Completely scarphed, that is, not completely installed. I've scarphed 18 of the suckers, each requiring a floppy ten foot by 1-inch square piece of fragrant pink fir, with a very, very, very delicate feather-edge angle trimmed into one end.

Once glued, the twenty-foot pieces are even floppier. But I have them. Finally! Sixteen plus two in case of breakage. 'Cause hey, wood breaks.

Then again, it also floats, so I figure we're about even with fiberglass, aluminum, steel, all those other boatbuilding materials.

Oops, and it won't kill you when it gets on your skin. Go wood!

Ahem. In any case, having liberated my workbench from epoxy shavings, sheets of plastic, two heat lamps, a digital thermometer, a few dozen clamps, heavy steel weights, safety glasses, ear protectors, scraper, chisel, other scraper, silica powder, rubber gloves, epoxy mixing station, mixing sticks, plastic container, and other gluing detritus, I can now proceed with next steps: bunk flat supports (these hold up the "floor" of the boat) and the bunk flats themselves (the "floor".

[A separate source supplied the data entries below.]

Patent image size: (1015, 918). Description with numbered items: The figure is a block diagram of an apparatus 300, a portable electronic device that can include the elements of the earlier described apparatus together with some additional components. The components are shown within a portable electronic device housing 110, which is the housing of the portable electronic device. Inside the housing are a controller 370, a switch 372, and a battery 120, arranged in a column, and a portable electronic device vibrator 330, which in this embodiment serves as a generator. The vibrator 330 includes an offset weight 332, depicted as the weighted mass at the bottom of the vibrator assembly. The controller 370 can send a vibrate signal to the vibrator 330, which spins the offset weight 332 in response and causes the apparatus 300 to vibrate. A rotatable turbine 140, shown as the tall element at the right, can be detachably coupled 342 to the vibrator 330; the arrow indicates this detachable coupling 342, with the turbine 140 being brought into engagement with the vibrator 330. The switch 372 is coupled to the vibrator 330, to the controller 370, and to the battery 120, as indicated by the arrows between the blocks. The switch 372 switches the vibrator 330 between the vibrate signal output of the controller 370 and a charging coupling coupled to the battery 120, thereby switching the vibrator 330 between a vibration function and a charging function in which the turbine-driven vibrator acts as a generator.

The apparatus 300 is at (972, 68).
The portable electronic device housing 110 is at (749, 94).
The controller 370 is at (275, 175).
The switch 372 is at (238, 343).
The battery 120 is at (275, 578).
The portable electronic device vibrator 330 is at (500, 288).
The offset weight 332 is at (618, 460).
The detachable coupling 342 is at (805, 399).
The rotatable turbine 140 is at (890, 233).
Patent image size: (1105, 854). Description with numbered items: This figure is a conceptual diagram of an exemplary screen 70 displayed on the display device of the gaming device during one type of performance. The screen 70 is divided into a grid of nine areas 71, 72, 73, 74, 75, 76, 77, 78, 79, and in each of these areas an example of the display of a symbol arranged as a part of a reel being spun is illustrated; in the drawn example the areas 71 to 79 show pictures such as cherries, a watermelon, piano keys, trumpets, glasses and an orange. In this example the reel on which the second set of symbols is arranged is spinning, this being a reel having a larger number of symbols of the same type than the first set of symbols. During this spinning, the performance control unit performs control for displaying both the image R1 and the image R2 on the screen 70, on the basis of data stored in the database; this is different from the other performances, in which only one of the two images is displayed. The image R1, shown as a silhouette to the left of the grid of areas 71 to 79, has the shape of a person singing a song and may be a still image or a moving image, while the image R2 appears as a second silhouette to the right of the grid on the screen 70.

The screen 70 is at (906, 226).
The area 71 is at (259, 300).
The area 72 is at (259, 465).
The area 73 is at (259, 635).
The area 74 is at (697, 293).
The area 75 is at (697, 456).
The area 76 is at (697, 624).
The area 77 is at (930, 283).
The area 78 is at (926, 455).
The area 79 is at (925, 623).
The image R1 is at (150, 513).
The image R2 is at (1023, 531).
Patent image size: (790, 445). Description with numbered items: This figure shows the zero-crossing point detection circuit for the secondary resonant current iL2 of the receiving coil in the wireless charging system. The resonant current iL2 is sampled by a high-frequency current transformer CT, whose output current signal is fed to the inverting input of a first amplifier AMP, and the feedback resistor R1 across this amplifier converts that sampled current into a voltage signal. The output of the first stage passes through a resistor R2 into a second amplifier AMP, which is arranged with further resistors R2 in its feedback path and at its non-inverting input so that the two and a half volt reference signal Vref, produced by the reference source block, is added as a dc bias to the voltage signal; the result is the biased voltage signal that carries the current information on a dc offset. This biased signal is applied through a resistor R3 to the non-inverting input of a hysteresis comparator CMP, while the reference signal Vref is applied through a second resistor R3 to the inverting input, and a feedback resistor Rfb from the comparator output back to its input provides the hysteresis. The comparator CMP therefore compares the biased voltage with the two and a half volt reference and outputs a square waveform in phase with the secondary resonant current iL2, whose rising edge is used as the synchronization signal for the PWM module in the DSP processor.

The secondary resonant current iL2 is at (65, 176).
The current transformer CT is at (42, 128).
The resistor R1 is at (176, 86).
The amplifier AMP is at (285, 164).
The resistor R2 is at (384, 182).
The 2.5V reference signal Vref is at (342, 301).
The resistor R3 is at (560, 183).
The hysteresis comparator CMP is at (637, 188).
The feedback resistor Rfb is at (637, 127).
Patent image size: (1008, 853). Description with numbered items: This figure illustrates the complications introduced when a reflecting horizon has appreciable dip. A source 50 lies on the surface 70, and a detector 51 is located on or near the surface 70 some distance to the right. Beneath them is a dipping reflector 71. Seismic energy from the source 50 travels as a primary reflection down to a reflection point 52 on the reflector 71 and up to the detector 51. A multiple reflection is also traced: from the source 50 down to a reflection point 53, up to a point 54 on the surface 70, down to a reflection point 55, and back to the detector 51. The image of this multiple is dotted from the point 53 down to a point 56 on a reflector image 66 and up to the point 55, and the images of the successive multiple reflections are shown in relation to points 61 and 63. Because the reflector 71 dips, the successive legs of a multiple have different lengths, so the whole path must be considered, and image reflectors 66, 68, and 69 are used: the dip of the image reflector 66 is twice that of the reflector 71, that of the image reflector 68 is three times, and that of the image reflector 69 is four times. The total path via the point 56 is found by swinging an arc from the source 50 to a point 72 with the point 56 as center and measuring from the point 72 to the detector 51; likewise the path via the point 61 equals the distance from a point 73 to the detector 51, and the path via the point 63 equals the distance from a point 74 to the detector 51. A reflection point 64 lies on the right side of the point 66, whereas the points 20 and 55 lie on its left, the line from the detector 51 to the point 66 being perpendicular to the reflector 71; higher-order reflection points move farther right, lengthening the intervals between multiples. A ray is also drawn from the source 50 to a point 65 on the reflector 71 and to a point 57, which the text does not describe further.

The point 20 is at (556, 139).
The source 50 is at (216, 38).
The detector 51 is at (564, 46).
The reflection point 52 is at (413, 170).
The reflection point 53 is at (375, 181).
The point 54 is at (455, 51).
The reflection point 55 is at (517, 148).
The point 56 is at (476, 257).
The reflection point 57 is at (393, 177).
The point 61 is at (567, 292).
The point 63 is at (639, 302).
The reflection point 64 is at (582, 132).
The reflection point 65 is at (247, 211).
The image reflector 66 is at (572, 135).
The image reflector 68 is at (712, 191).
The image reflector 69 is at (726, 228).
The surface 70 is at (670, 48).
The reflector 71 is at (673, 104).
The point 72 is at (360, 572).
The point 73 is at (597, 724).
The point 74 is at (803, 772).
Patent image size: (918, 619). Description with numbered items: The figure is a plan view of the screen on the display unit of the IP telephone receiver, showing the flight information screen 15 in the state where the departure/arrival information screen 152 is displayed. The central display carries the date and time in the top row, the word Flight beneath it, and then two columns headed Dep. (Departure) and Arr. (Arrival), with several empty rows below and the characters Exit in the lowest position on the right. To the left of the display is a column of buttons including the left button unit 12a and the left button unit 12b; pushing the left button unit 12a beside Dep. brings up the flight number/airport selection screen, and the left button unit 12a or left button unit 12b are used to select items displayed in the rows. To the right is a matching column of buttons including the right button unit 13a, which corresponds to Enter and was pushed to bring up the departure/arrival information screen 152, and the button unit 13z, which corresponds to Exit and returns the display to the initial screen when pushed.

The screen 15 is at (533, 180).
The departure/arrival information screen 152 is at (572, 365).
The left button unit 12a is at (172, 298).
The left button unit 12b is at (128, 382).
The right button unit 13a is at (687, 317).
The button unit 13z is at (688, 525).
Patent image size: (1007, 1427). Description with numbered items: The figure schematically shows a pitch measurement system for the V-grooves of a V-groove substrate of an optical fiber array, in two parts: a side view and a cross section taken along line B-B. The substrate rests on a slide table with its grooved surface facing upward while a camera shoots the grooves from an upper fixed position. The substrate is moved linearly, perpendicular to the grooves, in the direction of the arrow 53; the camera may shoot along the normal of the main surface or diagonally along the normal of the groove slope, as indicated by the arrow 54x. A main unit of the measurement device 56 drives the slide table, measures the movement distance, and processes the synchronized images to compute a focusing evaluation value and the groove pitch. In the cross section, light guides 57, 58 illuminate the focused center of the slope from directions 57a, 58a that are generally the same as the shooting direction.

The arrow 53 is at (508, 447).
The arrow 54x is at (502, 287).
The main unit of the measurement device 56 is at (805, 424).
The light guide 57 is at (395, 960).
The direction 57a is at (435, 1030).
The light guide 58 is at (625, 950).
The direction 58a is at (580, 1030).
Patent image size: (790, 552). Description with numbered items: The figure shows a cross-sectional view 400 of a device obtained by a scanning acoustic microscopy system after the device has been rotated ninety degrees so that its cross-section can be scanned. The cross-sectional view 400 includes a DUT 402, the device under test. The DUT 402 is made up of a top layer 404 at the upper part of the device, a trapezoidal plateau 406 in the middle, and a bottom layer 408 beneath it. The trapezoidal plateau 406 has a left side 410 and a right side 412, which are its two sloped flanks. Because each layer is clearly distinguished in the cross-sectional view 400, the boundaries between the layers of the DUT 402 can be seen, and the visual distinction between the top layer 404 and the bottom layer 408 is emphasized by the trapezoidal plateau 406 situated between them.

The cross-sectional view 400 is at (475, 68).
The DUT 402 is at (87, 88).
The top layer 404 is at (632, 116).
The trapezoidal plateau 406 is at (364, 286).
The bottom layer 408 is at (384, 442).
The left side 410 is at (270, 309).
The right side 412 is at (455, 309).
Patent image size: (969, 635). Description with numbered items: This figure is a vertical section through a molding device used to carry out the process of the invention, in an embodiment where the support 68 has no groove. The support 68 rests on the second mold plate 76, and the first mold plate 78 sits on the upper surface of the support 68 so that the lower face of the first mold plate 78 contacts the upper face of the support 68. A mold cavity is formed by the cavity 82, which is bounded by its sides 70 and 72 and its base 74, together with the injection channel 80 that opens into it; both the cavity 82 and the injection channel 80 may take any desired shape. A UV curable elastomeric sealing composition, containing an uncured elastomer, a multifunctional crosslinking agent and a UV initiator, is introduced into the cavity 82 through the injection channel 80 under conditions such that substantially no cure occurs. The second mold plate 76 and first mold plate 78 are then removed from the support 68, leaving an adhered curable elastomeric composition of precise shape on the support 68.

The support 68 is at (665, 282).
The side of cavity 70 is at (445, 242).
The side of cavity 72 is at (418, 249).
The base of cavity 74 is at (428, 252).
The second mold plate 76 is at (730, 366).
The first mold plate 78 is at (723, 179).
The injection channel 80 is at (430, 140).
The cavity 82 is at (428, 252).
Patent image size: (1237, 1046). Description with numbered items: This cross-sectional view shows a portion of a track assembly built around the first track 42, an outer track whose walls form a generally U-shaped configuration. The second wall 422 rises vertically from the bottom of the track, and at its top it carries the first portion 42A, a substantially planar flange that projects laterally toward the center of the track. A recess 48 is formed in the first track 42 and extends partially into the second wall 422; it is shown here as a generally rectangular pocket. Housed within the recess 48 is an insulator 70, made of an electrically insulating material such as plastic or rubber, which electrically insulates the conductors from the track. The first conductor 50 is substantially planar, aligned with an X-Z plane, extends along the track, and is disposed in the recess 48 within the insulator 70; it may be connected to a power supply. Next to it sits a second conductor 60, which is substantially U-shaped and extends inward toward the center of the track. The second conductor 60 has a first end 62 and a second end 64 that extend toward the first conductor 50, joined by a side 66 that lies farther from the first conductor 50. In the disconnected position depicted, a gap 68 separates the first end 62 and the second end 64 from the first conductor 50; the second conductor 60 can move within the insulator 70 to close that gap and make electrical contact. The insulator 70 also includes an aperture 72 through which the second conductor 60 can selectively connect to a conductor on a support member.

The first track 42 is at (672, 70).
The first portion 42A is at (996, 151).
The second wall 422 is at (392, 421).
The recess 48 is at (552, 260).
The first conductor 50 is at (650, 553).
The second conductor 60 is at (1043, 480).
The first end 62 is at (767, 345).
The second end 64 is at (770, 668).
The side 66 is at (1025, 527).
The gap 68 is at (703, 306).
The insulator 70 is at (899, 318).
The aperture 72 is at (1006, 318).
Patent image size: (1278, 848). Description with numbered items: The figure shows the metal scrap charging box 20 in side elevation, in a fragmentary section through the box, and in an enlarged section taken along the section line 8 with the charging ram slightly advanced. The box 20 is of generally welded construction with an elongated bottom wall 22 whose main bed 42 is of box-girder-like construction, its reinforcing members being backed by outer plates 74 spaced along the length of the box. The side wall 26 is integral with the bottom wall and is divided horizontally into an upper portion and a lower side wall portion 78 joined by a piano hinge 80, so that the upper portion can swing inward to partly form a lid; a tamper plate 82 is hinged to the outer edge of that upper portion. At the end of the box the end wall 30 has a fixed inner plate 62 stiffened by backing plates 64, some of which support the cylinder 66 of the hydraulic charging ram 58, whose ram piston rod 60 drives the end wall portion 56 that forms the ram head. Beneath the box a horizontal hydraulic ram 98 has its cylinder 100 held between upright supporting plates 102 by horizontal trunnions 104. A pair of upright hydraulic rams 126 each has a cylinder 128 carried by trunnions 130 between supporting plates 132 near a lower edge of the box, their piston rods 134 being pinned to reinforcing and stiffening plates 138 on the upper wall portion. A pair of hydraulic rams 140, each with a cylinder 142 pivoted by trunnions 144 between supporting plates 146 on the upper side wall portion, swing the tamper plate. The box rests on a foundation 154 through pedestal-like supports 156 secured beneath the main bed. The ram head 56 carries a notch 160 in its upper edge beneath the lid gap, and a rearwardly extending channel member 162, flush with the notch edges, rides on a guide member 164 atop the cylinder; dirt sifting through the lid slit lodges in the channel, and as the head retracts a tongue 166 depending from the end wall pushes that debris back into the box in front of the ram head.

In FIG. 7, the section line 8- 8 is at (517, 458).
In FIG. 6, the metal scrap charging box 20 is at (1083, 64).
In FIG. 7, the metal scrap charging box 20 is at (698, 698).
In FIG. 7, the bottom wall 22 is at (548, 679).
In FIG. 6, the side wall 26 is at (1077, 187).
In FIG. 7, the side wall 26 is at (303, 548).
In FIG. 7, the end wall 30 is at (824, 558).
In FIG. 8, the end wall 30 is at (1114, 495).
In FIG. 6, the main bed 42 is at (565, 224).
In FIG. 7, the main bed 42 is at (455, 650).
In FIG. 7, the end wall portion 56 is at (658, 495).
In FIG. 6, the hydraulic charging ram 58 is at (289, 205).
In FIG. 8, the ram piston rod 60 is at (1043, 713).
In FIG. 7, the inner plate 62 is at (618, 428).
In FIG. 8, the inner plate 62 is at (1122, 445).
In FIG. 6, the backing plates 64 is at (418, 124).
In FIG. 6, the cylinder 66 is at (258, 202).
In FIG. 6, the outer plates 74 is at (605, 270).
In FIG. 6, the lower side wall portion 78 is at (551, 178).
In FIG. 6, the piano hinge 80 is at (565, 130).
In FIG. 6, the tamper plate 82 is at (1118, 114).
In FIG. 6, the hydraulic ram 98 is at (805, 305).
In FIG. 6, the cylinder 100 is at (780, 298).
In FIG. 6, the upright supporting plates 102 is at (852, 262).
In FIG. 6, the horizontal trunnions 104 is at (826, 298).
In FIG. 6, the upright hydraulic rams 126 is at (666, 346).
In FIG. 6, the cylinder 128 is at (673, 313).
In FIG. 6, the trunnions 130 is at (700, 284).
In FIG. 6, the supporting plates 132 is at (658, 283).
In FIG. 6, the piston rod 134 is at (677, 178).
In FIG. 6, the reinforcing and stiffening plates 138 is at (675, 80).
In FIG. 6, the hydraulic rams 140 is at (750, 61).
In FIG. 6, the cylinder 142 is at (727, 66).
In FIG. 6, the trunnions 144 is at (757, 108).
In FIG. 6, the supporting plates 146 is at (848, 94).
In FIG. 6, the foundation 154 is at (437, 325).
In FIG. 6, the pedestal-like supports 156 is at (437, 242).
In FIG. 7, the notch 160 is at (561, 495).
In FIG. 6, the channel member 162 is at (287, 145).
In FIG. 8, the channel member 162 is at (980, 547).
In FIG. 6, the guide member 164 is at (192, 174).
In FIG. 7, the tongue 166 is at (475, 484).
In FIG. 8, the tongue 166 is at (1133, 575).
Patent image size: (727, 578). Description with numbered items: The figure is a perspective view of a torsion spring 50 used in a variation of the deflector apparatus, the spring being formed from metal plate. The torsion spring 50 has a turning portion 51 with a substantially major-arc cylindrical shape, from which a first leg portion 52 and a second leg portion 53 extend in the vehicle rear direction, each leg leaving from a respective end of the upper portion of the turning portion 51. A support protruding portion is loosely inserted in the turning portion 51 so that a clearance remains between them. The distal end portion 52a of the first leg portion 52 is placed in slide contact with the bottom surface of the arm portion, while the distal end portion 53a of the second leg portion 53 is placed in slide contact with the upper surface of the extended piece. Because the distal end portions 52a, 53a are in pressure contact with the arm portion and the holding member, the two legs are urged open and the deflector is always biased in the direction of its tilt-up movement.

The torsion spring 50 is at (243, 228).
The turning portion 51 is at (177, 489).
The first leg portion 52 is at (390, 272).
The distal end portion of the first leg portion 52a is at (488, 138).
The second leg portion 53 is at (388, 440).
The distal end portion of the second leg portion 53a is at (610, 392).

The chine stringers are still awaiting a stretch of warm days to coincide with me not being at work so I can glue them in. We've hit 80 a few times and I quit using the heat lamps on the stringers several weeks ago.

As the monkey said about his tail after he backed into the lawn mower: won't be long now.


Barbara said...

I'm pretty sure I read a few words of English in there. What language is that?...Bo-at?? Sounds like good news, though and good progress.

S R Wood said...

Ha, yes: sometimes the arcane vocabulary comes through. Stringers are the long pieces that define the shape of the boat. You attach the planks to them (more or less). So what this really means is that I'm getting closer to planking!